In the back corner there is a projector that shows the same five minute loop of photos, entitled “Block Out the Sun.” Every time the slide changes and a new photo shows, there is a sharp shutter sound, which echoes through the room. The video shows photos of people, buildings and other evidence of human habitation obscured partially or completely in each photo by Syjuco’s hand. 

The photos themselves are a part of the Smithsonian archives and are evidence of the faux Filipino village shown at the 1904 World’s Fair held in St. Louis, Missouri. The exhibit in the World’s Fair was called a “human zoo” and was intended to show Americans what life was like in the Philippines, an American colony at the time. It demonstrates a group of people and a culture as a spectacle of human amusement.

“It’s actually about the white gaze on the Philippines,” Syjuco said.

Seeking to challenge the story told by these photos and interrupt the perpetuation of violence and harm, Syjuco covered up various parts of the photos, placing her hand across peoples faces, bodies and sometimes most of the photo. The contrast between her hand and the historical look of the photos is striking, and you can see from the edges of the photo that there are people being covered, but their identity and their objectification in this “zoo” is changed. 

“By physically blocking the images with my hands, I attempted a direct way of intervening in an archive, thwarting the viewer’s ability to fully consume the people and faces on display … my own body, sitting in the archives, becoming both a temporary shield and a marker of defiance, while at the same time acknowledging that the images remain,” Syjuco wrote in her artist’s statement.

On two of the walls are grainy headshots, blown up to be the size of a normal head, and placed on the wall about where the people might have stood. The photos are pixelated photos of men, women and children and come from a brochure from the 1904 World’s Fair, with the people photographed being a part of the “Filipino Village” as well. The photos have passed through many iterations of print and objectification, and the final distorted view of them literally brings the viewer face to face with this history.

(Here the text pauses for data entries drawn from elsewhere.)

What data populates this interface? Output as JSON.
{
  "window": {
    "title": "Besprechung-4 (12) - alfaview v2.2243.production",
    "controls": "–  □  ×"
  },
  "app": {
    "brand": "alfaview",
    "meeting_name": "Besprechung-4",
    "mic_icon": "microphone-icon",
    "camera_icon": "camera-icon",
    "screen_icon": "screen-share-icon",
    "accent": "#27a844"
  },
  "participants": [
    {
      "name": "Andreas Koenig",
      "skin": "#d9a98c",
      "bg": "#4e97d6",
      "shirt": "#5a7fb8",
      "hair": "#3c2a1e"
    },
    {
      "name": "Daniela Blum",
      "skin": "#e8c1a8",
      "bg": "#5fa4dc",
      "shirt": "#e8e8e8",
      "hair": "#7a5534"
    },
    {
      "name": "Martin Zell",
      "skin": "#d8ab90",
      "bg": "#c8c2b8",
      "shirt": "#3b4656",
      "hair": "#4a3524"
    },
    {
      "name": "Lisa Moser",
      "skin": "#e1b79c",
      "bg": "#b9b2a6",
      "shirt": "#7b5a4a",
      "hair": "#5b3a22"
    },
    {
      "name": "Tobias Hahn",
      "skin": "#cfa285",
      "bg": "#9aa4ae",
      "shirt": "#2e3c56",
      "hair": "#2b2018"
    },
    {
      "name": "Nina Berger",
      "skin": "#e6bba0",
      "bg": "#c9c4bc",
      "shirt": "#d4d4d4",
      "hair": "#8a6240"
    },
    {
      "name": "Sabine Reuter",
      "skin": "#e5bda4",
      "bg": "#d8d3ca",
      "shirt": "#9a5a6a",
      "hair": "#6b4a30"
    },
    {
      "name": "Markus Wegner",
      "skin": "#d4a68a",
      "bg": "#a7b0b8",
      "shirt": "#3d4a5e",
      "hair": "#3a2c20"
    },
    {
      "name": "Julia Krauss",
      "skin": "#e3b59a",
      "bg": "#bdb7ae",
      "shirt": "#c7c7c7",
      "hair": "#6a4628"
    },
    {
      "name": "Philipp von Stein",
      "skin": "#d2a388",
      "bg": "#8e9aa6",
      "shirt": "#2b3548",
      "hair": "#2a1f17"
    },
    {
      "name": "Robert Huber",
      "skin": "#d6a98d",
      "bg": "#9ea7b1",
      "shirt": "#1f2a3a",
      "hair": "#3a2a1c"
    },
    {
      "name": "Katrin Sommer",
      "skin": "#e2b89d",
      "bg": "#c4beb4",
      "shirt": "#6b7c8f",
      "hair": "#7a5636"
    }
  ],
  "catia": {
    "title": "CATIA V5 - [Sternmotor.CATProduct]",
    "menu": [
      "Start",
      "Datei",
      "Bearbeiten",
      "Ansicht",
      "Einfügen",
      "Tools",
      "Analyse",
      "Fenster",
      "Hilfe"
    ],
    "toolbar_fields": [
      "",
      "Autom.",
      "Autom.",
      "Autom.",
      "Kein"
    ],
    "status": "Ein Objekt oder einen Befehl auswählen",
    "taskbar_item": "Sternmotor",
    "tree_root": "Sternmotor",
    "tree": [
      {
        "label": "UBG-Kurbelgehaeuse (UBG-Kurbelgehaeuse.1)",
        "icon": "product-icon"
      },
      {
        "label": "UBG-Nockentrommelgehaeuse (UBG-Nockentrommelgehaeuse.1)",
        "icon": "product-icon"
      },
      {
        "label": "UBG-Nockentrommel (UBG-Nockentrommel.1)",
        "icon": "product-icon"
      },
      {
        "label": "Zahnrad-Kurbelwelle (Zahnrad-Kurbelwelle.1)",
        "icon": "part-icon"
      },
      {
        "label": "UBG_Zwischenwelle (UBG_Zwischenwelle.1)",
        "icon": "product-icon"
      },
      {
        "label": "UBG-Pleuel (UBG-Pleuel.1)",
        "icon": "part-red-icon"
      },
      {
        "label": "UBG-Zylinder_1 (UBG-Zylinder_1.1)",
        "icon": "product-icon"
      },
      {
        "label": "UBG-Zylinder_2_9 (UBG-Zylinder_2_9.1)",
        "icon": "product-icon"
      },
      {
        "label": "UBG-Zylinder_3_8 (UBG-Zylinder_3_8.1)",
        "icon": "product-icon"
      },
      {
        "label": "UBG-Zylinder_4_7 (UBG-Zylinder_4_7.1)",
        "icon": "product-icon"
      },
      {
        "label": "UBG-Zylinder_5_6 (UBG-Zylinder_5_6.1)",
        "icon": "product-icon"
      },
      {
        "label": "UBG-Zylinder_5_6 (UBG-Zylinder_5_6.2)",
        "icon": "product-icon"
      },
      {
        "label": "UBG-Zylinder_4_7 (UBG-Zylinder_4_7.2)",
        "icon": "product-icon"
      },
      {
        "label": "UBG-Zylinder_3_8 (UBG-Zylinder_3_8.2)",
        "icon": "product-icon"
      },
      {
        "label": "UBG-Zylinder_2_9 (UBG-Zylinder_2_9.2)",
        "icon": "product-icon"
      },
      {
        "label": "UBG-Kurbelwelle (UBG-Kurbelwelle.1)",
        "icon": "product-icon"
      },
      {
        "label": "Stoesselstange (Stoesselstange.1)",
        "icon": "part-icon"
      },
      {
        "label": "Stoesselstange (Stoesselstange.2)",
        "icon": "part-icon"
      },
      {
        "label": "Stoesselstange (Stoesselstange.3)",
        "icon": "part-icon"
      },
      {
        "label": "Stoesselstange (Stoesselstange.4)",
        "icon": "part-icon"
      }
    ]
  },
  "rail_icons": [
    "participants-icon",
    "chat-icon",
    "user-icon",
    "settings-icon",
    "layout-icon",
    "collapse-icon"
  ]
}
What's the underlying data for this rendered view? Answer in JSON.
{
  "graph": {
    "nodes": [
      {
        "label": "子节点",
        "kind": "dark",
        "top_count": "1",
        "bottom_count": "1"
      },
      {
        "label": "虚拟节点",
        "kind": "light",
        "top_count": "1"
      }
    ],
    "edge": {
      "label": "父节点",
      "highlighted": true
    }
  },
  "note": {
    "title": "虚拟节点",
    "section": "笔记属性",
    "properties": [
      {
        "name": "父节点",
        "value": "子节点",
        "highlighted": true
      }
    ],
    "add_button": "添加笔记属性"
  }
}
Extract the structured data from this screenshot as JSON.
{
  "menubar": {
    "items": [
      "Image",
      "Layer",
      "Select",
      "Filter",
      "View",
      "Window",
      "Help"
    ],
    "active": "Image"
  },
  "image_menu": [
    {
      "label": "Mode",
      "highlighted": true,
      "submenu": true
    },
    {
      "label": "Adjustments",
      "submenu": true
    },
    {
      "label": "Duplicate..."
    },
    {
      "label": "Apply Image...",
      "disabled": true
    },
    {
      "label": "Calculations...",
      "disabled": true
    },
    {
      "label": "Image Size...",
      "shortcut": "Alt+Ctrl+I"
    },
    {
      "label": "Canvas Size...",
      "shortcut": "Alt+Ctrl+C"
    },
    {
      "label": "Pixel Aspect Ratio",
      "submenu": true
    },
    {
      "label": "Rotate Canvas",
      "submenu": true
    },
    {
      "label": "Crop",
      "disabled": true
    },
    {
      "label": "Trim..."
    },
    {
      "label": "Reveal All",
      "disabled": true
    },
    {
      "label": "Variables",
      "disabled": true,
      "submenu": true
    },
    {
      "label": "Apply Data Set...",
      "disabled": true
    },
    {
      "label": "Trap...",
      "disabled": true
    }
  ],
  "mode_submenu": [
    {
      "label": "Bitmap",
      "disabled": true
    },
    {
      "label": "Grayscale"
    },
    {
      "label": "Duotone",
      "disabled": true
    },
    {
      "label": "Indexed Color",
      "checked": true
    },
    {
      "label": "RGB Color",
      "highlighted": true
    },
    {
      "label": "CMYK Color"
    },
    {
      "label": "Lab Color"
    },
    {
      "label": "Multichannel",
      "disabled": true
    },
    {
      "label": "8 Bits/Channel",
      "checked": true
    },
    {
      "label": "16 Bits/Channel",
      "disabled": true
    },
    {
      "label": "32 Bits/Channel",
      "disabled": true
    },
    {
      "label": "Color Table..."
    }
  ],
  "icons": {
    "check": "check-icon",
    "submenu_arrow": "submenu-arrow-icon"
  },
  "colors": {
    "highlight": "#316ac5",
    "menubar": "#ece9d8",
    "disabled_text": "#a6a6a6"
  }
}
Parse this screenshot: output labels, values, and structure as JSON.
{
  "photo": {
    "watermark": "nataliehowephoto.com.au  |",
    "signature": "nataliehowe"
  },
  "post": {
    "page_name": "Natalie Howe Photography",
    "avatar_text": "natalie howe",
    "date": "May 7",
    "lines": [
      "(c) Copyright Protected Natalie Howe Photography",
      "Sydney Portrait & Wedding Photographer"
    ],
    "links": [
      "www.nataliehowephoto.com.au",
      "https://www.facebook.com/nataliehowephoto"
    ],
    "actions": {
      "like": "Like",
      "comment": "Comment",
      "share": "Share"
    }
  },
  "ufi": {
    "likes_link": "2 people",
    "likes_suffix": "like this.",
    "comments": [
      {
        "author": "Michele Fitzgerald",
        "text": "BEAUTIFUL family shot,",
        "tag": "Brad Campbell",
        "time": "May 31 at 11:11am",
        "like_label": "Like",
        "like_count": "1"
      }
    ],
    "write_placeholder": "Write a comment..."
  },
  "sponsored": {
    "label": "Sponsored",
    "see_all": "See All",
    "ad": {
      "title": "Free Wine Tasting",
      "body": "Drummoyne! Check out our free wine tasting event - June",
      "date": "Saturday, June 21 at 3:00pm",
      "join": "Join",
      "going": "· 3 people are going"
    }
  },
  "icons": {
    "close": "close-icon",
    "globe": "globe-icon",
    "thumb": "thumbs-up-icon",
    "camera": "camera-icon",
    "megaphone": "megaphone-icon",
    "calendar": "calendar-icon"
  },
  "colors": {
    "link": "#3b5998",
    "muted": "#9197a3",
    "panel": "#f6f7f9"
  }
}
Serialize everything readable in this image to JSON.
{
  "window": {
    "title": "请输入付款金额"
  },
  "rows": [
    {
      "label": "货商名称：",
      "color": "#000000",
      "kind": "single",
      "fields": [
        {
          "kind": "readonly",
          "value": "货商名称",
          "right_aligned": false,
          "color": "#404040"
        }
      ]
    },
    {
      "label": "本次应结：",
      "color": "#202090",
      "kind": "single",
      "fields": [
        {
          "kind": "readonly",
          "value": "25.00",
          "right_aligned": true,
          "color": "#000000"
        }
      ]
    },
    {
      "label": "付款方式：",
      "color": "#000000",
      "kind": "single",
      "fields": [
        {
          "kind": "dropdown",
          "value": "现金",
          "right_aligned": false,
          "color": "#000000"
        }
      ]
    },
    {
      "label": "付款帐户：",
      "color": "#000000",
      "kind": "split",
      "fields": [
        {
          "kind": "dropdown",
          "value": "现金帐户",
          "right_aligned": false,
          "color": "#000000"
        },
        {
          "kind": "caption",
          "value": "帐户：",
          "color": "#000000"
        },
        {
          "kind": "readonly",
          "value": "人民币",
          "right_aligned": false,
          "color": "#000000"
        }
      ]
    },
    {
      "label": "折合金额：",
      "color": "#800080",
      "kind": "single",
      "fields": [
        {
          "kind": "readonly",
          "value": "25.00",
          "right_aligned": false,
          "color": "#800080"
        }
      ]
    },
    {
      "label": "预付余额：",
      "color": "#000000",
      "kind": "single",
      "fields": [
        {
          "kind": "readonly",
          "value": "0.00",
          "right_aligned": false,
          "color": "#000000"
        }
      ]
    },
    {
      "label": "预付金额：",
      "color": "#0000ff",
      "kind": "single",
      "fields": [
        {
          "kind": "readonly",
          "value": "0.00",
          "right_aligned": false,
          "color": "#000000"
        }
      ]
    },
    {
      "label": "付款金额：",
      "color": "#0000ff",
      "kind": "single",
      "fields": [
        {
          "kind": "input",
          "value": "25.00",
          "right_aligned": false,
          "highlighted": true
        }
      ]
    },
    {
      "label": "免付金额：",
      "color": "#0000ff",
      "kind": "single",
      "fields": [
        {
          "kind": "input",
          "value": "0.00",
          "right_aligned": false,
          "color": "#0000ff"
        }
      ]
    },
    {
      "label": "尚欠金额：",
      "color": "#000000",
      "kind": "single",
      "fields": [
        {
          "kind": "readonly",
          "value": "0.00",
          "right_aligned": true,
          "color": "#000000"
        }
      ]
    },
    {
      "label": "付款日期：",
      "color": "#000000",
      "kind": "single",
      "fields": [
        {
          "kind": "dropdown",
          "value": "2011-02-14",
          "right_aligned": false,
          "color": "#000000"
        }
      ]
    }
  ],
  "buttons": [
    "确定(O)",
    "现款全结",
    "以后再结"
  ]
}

She calls them “Witnesses,” as they witness not only their own history, but also the viewer’s. 

The exhibit calls for a return to the history of American colonialism and imperialism in Asia and the Philippines, but also calls for a reinterpretation of the history of Filipino-Americans and demonstrates a contemporary way of looking at the past.

Syjuco says her goal is to bring back some of the subject’s humanity and respond to the stories told about American and Filipino history.